And there is an extra perk: Unlike cloud services, system skills and knowledge are portable. Once you learn how systemd or ufw or ssh works, you can apply it to any other system.
I’d even go as far as to say that the time/cost required to say learn the quirks of Docker and containers and layering builds is higher than what is needed to learn how to administer a website on a Debian server.
Well said. For me, "how to administer a website on a Debian server" is a must if you work in Web Dev because hosting a web app should not require you to depend on anyone else.
>I’d even go as far as to say that the time/cost required to say learn the quirks of Docker and containers and layering builds is higher than what is needed to learn how to administer a website on a Debian server.
But that is irrelevant as Docker brings more to the table that a simple Debian server cannot by design. One could argue that lxd is sufficient for these, but that is even more hassle than Docker.

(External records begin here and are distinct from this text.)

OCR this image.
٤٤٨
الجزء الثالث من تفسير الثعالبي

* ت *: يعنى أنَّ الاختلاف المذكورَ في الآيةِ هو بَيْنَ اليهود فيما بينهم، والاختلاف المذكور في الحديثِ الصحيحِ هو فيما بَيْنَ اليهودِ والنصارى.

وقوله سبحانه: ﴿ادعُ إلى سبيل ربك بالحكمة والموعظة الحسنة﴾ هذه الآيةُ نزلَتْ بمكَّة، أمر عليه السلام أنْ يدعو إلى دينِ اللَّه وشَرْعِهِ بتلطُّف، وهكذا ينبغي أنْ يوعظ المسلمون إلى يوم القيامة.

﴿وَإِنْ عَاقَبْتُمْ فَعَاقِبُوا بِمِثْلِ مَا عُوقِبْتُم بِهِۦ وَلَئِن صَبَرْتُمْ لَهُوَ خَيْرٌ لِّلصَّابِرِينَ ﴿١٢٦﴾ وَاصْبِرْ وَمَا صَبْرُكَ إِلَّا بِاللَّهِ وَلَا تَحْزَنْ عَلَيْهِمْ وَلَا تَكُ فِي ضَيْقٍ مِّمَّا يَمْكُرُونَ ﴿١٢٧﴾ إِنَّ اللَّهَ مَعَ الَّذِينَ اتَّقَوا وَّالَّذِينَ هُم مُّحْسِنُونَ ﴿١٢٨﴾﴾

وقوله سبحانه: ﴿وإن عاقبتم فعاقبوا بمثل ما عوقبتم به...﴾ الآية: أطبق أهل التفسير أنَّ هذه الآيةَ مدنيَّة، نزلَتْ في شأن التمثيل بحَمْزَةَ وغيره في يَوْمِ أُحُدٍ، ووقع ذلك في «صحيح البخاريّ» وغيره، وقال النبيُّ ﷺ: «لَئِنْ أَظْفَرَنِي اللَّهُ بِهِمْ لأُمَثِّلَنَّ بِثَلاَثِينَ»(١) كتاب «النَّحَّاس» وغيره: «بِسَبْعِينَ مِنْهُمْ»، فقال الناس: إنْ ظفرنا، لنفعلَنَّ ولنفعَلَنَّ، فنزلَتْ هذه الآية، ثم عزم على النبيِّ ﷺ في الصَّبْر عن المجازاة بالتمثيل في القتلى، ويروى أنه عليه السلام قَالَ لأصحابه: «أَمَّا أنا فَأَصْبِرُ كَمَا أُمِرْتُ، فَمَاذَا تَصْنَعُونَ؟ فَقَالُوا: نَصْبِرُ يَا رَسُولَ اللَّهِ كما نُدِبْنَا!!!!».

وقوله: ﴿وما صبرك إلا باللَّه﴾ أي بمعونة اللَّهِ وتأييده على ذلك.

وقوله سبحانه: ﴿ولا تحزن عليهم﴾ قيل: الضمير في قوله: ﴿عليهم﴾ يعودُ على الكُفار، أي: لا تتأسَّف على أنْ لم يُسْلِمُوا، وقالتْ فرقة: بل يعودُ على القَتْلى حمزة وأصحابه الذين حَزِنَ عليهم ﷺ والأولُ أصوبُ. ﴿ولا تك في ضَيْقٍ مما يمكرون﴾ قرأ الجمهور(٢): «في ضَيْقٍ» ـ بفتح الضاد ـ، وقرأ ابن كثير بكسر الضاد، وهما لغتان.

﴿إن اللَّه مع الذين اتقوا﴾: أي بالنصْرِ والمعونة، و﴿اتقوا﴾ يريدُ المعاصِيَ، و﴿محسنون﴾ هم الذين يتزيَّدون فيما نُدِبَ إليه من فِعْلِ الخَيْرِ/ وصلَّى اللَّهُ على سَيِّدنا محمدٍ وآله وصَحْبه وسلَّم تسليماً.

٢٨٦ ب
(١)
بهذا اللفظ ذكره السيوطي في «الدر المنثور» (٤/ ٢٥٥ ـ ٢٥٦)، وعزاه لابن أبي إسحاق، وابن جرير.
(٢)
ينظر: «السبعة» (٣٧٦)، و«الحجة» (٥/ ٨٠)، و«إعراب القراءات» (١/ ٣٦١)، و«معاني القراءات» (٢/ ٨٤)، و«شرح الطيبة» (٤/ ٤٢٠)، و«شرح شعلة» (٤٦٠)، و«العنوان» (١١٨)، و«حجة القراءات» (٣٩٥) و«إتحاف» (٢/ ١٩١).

For my home or personal server stuff... I'm pretty much using ProxMox as a VM host, with Ubuntu Server as the main server and mostly Docker configured with Caddy installed on the host. Most apps are stacked in /apps/appname/docker-compose.yaml with data directories mounted underneath. This just tends to simplify most of my backup/restore/migrate etc.
I just don't have the need to do a lot of work on the barebones server beyond basic ufw and getting Caddy and Docker running... Caddy will reverse-proxy all the apps running in containers. It really simplifies my setup.
That's essentially what I do (with a little extra step of having a dedicated server in Hetzner peered with my homelab with wireguard to use as internet facing proxy + offsite backup server).
Ah, also docker is managed with komo.do, but otherwise it is simple GUI over docker-compose
That's cool... I really should take a next step to bridge my home setup with my OVH server. It's a mixed bag, mostly in that the upgrade to "business" class from home is more than what I pay a month to rent the full server and IP block on OVH... But I've got a relatively big NAS at home I wouldn't mind leveraging more/better.
Aside: I really want to like NextCloud, but as much as I like aspects of it, I don't like plenty as well.
I think the original vision where containers "abstract" the platform to such an extend that you can basically deploy your dev environment has been somewhat diminished. The complexity of the ecosystem has grown to such an extend, that we need tools to manage the tools that help us manage our services.
And that's not even considering the "tied to a single corporation" problem. If us-east-1 wakes up tomorrow and decides to become gyliat-prime-1, we're all screwed because no more npm, no more docker, no more CloudFlare (because someone convinced everyone to deploy captchas etc).